There are plenty of ways you can enjoy a healthier version of some of your favorite dishes. Here are a few examples:

  • Swap mashed cauliflower for mashed potatoes. Steam the cauliflower and allow it to sit for a few minutes to dry. Then toss into your food processor and puree. Add almond milk or a bit of Greek yogurt to reproduce the creamy texture of mashed potatoes.
  • Swap avocado puree for butter in baking recipes (especially chocolate recipes). The healthy fats in avocado puree can be substituted for butter, and on a one-to-one ratio. You can also use unsweetened applesauce in place of half of the oil (or butter) called for by muffin and other baked good recipes.
  • Cut the sugar from dessert recipes and substitute vanilla extract, nutmeg or cinnamon — whichever is most appropriate — to add sweetness without the extra calories. Stevia is an all-natural sugar substitute that might also work for some treats. And there’s always applesauce. Just remember that, for every cup of applesauce you use in place of sugar, decrease the amount of liquid in your recipe by one-fourth of a cup.
  • Add flavor with seasonings and broth, rather than butter. Baste your Thanksgiving turkey in chicken broth, and use broth to create a healthier alternative to gravy.

 

Avoid liquid calories

Save your calories for your food and avoid alcohol and sodas loaded with “empty calories.” Keep yourself hydrated with water or tea instead. Have a craving for a pumpkin spice latte? Try this recipe for a more healthy version of this seasonal favorite.

 

Get active

Start your day with exercise.
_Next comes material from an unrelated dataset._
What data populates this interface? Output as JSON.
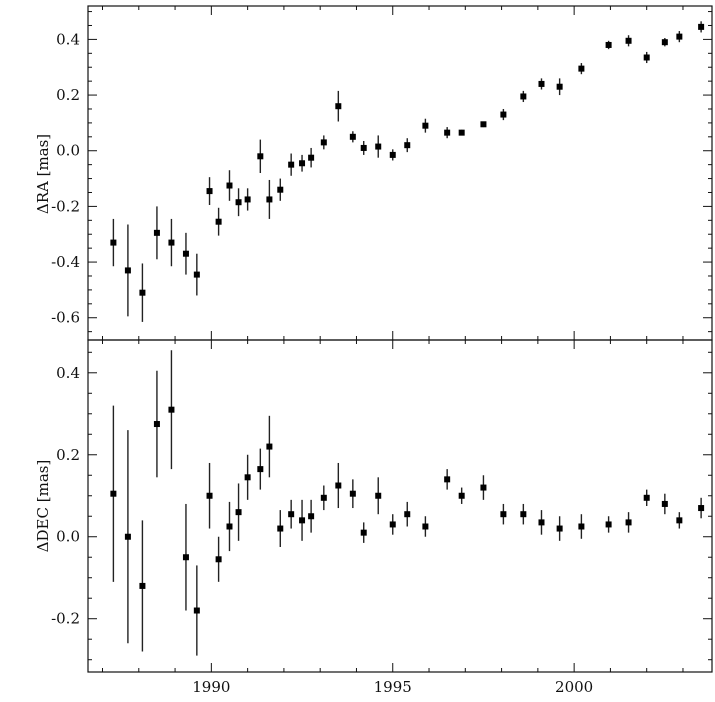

Do a bodyweight workout in your living room, or sign the family up for your local turkey trot. (In fact, you can sign up for the Dallas YMCA Turkey Trot here.) Rather than the annual post-Thanksgiving feast nap, why not get outside and enjoy a hike at a local nature preserve, go for a family bike ride or play a game of flag football?
 

However you choose to change some of your holiday eating habits this year, don’t let your efforts to keep the weight off stress you out. Start planning now to guarantee that your Thanksgiving will be both happy and healthy.